VMware blues banished with Microsoft Azure lifeline

VMware blues banished with Microsoft Azure lifeline

Like worry free VMware with your Microsoft Azure cloud? You’re in luck. Finally.

Dell and Microsoft have announced a native, supported and certified VMware instance running on Azure under an “expanded partnership”.

The Azure VMware Solutions will deliver the ability to redeploy or port VMware workloads to Azure dedicated hardware without needing to rebuild or re-factor code.

It means VMware-based applications should – in theory – run natively and plug into Azure services such as Azure Active Directory, AI and IoT.

Under the covers, your VMware based applications can also now run on such tried-and-tested staples as Windows Sever and SQL Server, that have been built by Redmond to work with the elastic computing infrastructure of the cloud fabric that underpin Microsoft’s cloud.

Microsoft cloud and enterprise group executive vice president Scott Guthrie blogged here: “This integration also enables organisations to tap into Azure’s massive scale, security and fast provision cycles to innovate and modernise applications while improving performance.

“Some of the more common customer scenarios include datacentre reduction or expansions, disaster recovery and business continuity and modern application development.”

The path to this virtualised bedchamber wasn’t exactly free of trial or tribulation.

VMware in 2016 entered into what was, then, regarded as a rather curious relationship with cloud juggernaut AWS – a relationship that saw the on-prem king pick the Jeff Bezos giant as its primary public cloud provider.

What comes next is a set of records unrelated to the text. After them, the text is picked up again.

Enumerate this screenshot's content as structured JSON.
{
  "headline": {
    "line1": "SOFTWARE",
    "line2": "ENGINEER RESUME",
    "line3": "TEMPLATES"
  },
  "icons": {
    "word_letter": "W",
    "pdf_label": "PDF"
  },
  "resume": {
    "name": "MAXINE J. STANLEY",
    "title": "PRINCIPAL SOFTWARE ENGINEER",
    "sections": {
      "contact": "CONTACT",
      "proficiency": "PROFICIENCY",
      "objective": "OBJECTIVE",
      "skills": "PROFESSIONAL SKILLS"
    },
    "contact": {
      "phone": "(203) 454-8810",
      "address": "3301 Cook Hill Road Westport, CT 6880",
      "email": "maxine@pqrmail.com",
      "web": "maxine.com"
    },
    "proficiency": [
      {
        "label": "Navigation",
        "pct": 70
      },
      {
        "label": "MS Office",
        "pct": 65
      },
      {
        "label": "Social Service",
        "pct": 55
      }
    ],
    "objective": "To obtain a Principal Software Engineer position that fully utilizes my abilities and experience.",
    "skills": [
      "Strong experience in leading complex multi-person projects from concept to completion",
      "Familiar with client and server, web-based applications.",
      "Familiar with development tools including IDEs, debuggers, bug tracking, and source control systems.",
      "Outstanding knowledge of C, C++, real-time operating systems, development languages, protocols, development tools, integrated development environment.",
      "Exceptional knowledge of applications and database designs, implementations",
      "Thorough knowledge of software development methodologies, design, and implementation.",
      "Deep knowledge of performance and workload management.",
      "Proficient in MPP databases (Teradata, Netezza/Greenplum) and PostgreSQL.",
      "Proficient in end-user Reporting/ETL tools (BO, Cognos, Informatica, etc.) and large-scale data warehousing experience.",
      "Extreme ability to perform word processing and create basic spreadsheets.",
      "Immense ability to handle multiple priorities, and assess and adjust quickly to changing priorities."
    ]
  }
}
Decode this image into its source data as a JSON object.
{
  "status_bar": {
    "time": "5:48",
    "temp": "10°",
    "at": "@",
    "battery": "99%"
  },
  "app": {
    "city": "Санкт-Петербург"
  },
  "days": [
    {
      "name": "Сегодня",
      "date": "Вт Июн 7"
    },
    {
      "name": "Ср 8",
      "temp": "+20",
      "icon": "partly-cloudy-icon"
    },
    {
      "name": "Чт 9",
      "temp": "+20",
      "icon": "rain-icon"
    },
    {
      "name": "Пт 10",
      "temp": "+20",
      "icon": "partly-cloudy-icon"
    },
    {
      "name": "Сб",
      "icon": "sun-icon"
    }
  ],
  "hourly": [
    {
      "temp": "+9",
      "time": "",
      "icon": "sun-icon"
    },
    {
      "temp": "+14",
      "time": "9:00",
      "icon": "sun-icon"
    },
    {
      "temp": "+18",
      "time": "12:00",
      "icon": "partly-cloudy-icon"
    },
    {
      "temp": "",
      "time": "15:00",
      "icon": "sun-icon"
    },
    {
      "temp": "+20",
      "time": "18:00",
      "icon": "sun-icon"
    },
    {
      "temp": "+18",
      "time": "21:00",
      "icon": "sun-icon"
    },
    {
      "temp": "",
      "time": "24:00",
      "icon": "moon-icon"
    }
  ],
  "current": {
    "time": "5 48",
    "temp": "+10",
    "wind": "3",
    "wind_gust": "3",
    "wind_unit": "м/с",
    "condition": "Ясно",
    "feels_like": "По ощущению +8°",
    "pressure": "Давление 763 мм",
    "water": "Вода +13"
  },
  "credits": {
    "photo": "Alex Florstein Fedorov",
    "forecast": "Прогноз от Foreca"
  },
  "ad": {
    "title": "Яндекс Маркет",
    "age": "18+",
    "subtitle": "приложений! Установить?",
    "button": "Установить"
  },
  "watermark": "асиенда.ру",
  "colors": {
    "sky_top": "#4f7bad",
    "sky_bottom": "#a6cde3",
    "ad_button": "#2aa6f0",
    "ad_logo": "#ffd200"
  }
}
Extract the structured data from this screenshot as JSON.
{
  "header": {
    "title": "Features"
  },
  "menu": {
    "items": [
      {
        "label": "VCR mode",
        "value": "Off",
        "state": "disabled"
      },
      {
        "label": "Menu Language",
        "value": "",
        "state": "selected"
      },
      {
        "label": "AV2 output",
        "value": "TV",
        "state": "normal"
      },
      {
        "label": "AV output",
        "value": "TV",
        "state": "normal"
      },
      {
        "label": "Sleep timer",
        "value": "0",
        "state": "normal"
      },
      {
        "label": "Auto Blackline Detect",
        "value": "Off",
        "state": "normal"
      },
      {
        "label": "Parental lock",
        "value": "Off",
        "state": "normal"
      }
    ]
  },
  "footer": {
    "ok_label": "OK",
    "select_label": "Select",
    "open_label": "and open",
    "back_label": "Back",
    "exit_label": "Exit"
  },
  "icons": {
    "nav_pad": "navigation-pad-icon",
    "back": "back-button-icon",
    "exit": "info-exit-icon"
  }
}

Apparently, seeing the opportunity of VMware on its cloud and smarting from VMware’s partnership with its rival, Microsoft in November 2017 announced its own preview of VMware running on Azure. This was a bare-metal package slated to run a VMware stack on Azure hardware co-located with other Azure services with VMware certified partners.

VMware did not approve.

“There are clear limitations to a hosted VMware solution. This is what led us to partner with AWS to deliver VMware Cloud on AWS,” VMware blogged rather curtly here.

VMware rather unsubtly directed virtualisation fans towards “properly validated and supported” cloud ventilation partnerships IBM, OVH, Rackspace, Virtustream and others as they became available.

Much has changed in the years since those acrimonious days, with Dell – one of Microsoft’s biggest allies on Windows – having taken a majority steak in VMware. It was Dell that announced and headlined the expanded partnership with Microsoft at its Technologies World conference in Las Vegas, Nevada.